Fevereiro foi o mês em que a Europa começou a registar os primeiros casos em vários países. Uns mais cedo que outros. Isso reflete-se agora, sensivelmente dois meses depois. Como lidámos com um vírus perigoso pela forma como se propaga e mais ainda pelo desconhecimento científico sobre o mesmo, as primeiras reações foram incertas.

E isso leva-nos, possivelmente, a um dos maiores erros. Não nos preparámos para um inimigo destes. As organizações mundiais, e particularmente as europeias, revelaram não ter um plano para agir rapidamente. Não sabemos se teríamos sido bem-sucedidos. Mas sabemos – infelizmente – ao dia de hoje que já perdemos milhares de vidas por não termos um plano para seguir.

Sabemos que os países em que o vírus se propagou mais cedo são os mais castigados. Foram deixados à mercê de um inimigo invisível e sem um plano de contingência eficaz para o combater. Não obstante a primeira falha, e ainda que as últimas noticias do Eurogrupo sejam uma janela de esperança, a Europa teima em falhar. Precisávamos, nesta fase, de mais solidariedade, de mais sentido coletivo, de mais União Europeia. Tal como afirmou o nosso Primeiro-Ministro António Costa, “a União Europeia corre o risco da acabar se não for capaz de enfrentar os efeitos económicos e sociais da pandemia da covid-19”.

Em Portugal, e tendo em conta diversos fatores, temos ao dia de hoje números diferentes, para melhor, da maioria dos países. É certo que pudemos antecipar cenários com os exemplos de outros países, ainda assim também não tivemos um plano para seguir.

Na generalidade das opiniões, na qual a incluo a minha, uma das razões para estes resultados francamente positivos, até à data, é a atuação do Governo. Portugal, à custa da atuação dos agentes políticos, tem sido elogiado pelos principais órgãos de comunicação social internacional. As medidas apresentadas pelo Governo que visam assegurar os rendimentos das famílias através da preservação do emprego para fazer face às imposições exigidas, aliadas às propostas dos partidos da oposição e ao superior contributo dos Portugueses respeitando e cumprindo as orientações das autoridades, são razões cruciais que sustentam números amplamente elogiados.
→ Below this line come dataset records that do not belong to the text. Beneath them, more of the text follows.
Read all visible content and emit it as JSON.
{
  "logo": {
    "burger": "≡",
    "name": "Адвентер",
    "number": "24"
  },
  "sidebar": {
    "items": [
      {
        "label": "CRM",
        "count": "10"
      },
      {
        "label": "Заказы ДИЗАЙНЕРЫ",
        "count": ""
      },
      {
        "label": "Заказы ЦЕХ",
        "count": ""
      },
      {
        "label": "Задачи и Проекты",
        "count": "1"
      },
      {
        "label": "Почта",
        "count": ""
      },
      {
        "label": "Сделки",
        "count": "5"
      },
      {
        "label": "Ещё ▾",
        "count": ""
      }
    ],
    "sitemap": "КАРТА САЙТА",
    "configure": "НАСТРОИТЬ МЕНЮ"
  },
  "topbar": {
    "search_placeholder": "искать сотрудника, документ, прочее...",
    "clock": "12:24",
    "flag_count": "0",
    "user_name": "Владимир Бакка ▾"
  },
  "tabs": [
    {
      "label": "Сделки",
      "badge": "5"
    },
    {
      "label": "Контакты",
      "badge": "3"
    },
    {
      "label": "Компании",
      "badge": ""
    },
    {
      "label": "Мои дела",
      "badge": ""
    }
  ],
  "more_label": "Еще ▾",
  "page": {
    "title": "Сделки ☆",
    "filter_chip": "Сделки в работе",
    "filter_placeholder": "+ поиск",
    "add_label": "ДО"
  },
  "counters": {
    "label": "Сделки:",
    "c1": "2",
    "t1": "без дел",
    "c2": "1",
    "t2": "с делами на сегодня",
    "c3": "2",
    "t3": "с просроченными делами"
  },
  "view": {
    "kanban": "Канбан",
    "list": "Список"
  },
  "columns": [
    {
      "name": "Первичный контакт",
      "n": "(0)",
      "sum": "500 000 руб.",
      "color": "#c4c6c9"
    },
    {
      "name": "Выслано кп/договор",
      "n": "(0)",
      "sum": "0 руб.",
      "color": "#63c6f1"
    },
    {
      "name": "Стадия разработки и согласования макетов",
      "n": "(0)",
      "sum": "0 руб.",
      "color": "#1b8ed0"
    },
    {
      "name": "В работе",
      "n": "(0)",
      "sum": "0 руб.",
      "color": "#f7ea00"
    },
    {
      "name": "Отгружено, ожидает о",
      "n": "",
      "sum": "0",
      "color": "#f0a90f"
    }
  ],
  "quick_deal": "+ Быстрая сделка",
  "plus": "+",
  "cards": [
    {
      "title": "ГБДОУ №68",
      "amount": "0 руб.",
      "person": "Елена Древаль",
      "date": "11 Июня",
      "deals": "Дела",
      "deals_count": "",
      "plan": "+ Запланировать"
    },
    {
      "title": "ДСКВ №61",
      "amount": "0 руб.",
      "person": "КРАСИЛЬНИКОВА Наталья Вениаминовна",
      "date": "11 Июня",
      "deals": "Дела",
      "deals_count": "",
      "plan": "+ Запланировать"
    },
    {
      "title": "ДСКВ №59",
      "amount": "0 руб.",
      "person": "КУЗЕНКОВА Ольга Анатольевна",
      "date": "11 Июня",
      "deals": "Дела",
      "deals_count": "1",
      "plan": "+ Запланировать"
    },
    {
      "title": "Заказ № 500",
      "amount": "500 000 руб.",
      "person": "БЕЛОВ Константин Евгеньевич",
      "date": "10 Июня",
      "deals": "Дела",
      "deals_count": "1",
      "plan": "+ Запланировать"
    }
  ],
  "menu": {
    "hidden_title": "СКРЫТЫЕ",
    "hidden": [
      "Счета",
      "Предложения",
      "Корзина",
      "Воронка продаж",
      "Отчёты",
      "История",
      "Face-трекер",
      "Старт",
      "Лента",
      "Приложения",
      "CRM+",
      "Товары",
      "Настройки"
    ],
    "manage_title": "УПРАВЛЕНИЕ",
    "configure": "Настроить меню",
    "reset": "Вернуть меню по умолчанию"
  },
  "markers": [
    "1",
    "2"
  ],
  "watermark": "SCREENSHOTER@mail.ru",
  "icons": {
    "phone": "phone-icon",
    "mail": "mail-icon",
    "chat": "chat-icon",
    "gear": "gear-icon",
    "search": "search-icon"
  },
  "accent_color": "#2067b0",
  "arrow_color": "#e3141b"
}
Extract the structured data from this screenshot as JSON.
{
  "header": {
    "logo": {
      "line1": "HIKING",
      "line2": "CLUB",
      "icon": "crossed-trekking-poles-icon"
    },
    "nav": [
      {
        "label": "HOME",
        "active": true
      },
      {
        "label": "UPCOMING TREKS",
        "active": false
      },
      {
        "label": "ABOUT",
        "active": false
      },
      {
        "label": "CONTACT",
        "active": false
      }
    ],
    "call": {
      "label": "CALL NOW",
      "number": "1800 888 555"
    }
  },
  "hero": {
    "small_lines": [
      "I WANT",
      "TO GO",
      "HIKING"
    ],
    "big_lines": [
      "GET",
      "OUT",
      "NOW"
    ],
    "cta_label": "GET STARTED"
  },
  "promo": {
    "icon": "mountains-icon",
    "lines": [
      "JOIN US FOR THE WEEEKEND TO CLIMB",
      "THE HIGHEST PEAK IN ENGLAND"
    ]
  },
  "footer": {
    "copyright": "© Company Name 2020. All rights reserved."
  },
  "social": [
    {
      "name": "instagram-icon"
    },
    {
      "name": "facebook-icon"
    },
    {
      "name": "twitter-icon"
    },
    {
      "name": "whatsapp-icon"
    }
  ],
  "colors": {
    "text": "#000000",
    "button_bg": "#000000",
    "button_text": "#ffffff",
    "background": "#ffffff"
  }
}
Mas o plano nacional de combate a este vírus não se esgota nestas esferas. Das empresas aos comerciantes, das instituições de solidariedade social aos autarcas, salvo raras exceções, estamos a conseguir ser um exemplo de solidariedade e responsabilidade coletiva. Aos autarcas neste período exige-se foco total na ajuda às suas populações. Tal como ao Governo, exige-se que desencadeiam todas as ajudas possíveis para minorar as quebras nas famílias. O seu foco não pode ser o protagonismo pessoal ou procurar ser melhor que o autarca do concelho vizinho. O seu dever é tranquilizar e cuidar do seu território na esfera das suas responsabilidades.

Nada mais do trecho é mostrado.